Cycling from Salta
After quite a long time out in Salta, it was finally time to leave! The New Years there had been pretty interesting, but on the whole I had spent much of my time doing yet more freelance writing work. It wasn’t as busy as I had hoped that I would have been, but then again it was the holiday period.
Talking of which, this time of year, from about a week before Christmas to the end of February is the Argentinean holiday season. Most of the student population seems to be putting on a back pack and traveling around the country. Add into the mix families on holiday as well, and everywhere just seems heaving with tourists!
So, cycling from Salta was through a little traffic, underneath a refreshingly overcast sky. However, the sky grew darker, and soon it was raining. And not just normal rain either, I am talking biblical proportions here! Sections of the road became flooded, and I took shelter several times to sit out the worst of the downpours.
Even when the rain had abated a bit, the roads were still flooded in places, and when I went to cycle through them, it literally came up to the hubs of my wheels – That’s pretty damned deep!
Cycling from Salta
Luckily, I was wearing my waterproof clothes that I had been carrying around since cycling in Colombia. Now, in these eyes of most cycle tourists, these are something to be sneered at. They are heavy and not breathable. They are not Gortex, and they cost just a few dollars rather than several hundred. Well, in these conditions, they were just about perfect! In fact, the shoe covers were awesome, and when I was kitted out, I was cycling through all these deep sections of water with no issue at all. Try that in your Gortex gear!
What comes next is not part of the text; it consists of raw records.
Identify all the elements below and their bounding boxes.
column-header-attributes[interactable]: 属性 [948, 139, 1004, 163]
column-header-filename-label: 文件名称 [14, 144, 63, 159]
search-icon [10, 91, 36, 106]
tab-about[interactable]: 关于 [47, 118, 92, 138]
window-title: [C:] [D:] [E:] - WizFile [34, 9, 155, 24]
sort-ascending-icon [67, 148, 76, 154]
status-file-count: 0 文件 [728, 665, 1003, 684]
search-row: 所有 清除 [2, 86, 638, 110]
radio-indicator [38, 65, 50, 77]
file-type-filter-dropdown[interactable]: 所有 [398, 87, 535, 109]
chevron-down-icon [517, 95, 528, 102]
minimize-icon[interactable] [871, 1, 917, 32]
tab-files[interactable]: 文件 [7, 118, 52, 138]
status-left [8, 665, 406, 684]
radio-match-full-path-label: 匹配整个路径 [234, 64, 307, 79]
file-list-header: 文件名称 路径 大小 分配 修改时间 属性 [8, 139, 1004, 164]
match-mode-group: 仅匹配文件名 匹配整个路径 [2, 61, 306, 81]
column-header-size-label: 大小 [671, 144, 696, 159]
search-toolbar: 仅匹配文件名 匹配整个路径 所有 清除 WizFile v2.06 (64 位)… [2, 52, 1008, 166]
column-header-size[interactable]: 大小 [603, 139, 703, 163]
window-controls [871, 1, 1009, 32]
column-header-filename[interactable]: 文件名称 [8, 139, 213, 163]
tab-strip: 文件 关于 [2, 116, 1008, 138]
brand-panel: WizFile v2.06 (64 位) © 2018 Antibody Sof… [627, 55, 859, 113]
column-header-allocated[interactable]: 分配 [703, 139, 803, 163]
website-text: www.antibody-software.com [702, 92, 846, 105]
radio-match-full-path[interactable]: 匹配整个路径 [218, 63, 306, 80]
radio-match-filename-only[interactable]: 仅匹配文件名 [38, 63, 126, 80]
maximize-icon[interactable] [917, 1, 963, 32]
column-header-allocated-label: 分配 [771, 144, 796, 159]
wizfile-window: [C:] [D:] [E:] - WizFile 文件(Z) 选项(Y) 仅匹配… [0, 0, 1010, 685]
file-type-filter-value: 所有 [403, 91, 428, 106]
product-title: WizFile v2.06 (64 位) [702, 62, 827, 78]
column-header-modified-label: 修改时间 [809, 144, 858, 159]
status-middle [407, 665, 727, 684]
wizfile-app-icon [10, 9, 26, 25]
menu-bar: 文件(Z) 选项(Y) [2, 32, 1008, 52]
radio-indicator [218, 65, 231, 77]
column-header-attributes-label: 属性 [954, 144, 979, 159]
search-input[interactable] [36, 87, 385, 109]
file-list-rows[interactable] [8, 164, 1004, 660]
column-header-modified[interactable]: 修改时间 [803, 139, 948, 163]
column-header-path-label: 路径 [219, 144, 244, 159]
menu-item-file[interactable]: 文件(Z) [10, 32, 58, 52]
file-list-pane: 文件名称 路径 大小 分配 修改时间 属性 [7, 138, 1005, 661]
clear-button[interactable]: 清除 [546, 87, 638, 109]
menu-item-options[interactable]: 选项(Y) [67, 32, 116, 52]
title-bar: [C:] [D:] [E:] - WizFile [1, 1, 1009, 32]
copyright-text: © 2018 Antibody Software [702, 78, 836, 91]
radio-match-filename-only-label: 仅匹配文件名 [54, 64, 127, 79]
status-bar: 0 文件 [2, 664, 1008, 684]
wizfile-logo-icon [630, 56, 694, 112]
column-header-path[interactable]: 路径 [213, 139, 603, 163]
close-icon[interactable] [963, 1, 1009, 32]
The rain eventually stopped, the roads cleared a little of water and I continued on. I had spent a couple of hours sitting some of the heavier rain out, and so I didn’t get as far as I wished. Still, 80kms is still reasonably respectable, especially after a month of inactivity. I reached the junction town of La Vina, and asked at the petrol station where I could camp for the night. As it turned out, I could camp there for free. Thanks! That meant I could treat myself to a family sized pizza and a beer!